Shah Manish N, Fairbanks Rollin J, Maddow Charles L, Lerner E Brooke, Syrett James I, Davis Eric A, Schneider Sandra M
Department of Emergency Medicine, University of Rochester School of Medicine and Dentistry, Rochester, NY, USA.
Acad Emerg Med. 2006 Jan;13(1):54-60. doi: 10.1197/j.aem.2005.07.026. Epub 2005 Dec 19.
To describe the characteristics and feasibility of a physician-directed ambulance destination-control program to reduce emergency department (ED) overcrowding, as measured by hospital ambulance diversion hours.
This controlled trial took place in Rochester, New York and included a university hospital and a university-affiliated community hospital. During July 2003, emergency medical services (EMS) providers were asked to call an EMS destination-control physician for patients requesting transport to either hospital. The destination-control physician determined the optimal patient destination by using patient and system variables as well as EMS providers' and patients' input. Program process measures were evaluated to characterize the program. Administrative data were reviewed to compare system characteristics between the intervention program month and a control month.
During the intervention month, 2,708 patients were transported to the participating hospitals. EMS providers contacted the destination-control physician for 1,866 (69%) patients. The original destination was changed for 253 (14%) patients. Reasons for redirecting patients included system needs, patient needs, physician affiliation, recent ED or hospital care, patient wishes, and primary care physician wishes. During the intervention month, EMS diversion decreased 190 (41%) hours at the university hospital and 62 (61%) hours at the community hospital, as compared with the control month.
A voluntary, physician-directed destination-control program that directs EMS units to the ED most able to provide appropriate and timely care is feasible.

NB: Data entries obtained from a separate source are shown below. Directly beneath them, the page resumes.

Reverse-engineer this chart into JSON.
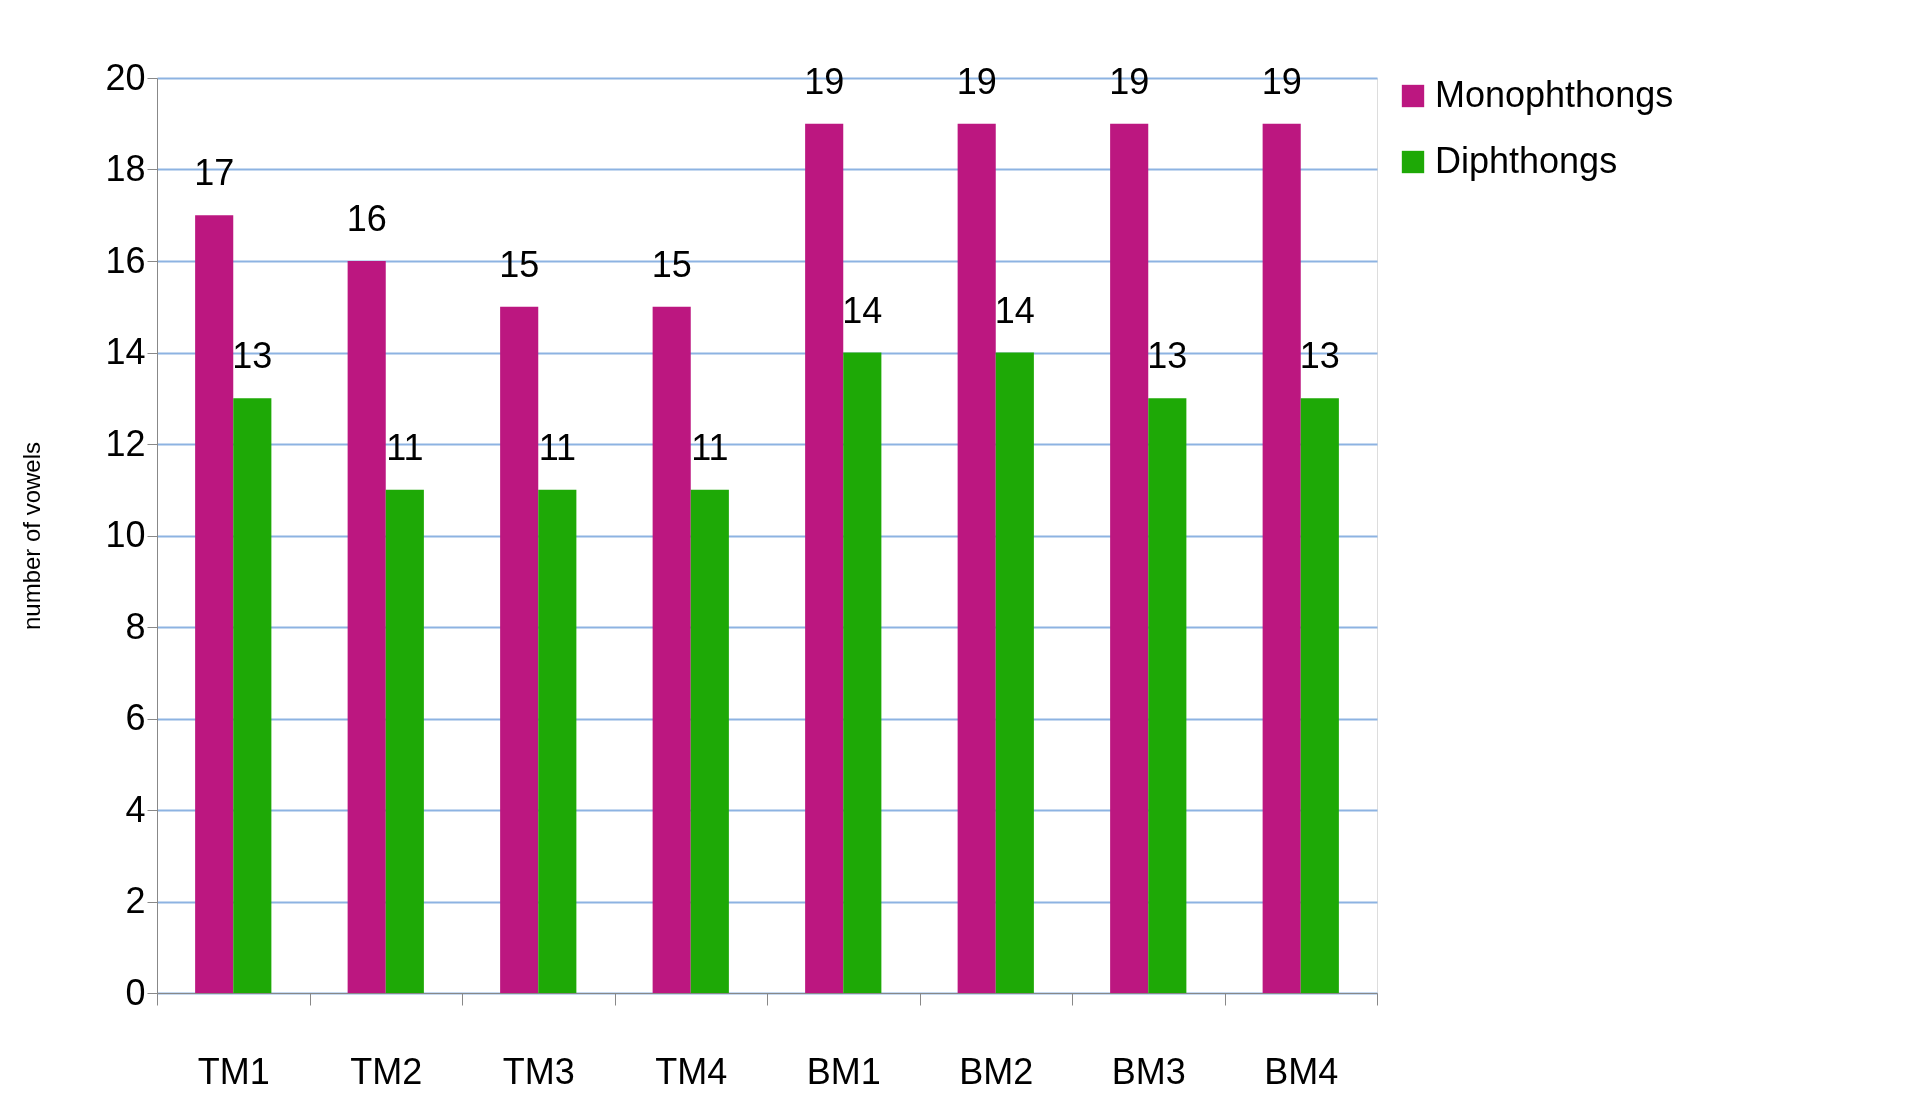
{
  "chart_data": {
    "type": "bar",
    "ylabel": "number of vowels",
    "categories": [
      "TM1",
      "TM2",
      "TM3",
      "TM4",
      "BM1",
      "BM2",
      "BM3",
      "BM4"
    ],
    "series": [
      {
        "name": "Monophthongs",
        "color": "#bc1780",
        "values": [
          17,
          16,
          15,
          15,
          19,
          19,
          19,
          19
        ],
        "value_labels": [
          "17",
          "16",
          "15",
          "15",
          "19",
          "19",
          "19",
          "19"
        ]
      },
      {
        "name": "Diphthongs",
        "color": "#1ea906",
        "values": [
          13,
          11,
          11,
          11,
          14,
          14,
          13,
          13
        ],
        "value_labels": [
          "13",
          "11",
          "11",
          "11",
          "14",
          "14",
          "13",
          "13"
        ]
      }
    ],
    "ylim": [
      0,
      20
    ],
    "yticks": [
      0,
      2,
      4,
      6,
      8,
      10,
      12,
      14,
      16,
      18,
      20
    ],
    "grid": "y",
    "legend": "right"
  }
}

Patients were redirected to maximize continuity of care and optimally use available emergency health care resources. This type of program may be effective in reducing overcrowding.
描述一项由医生主导的救护车目的地控制项目的特征和可行性,该项目旨在通过医院救护车分流时长来减少急诊科(ED)的过度拥挤情况。
这项对照试验在纽约州罗切斯特市进行,纳入了一家大学医院和一家大学附属社区医院。2003年7月期间,要求紧急医疗服务(EMS)提供者为请求转运至任何一家医院的患者呼叫EMS目的地控制医生。目的地控制医生通过使用患者和系统变量以及EMS提供者和患者的意见来确定最佳患者目的地。对项目过程指标进行评估以描述该项目特征。审查行政数据以比较干预项目月和对照月之间的系统特征。
在干预月期间,2708名患者被转运至参与研究的医院。EMS提供者为1866名(69%)患者联系了目的地控制医生。253名(14%)患者的原定目的地被更改。更改患者目的地的原因包括系统需求、患者需求、医生所属关系、近期的急诊科或医院护理、患者意愿以及初级保健医生的意愿。与对照月相比,在干预月期间,大学医院的EMS分流减少了190小时(41%),社区医院减少了62小时(61%)。
一项自愿的、由医生主导的目的地控制项目,将EMS单位引导至最有能力提供适当及时护理的急诊科是可行的。患者被重新引导以最大限度地提高护理连续性并优化利用现有的紧急医疗资源。这种类型的项目可能在减少过度拥挤方面有效。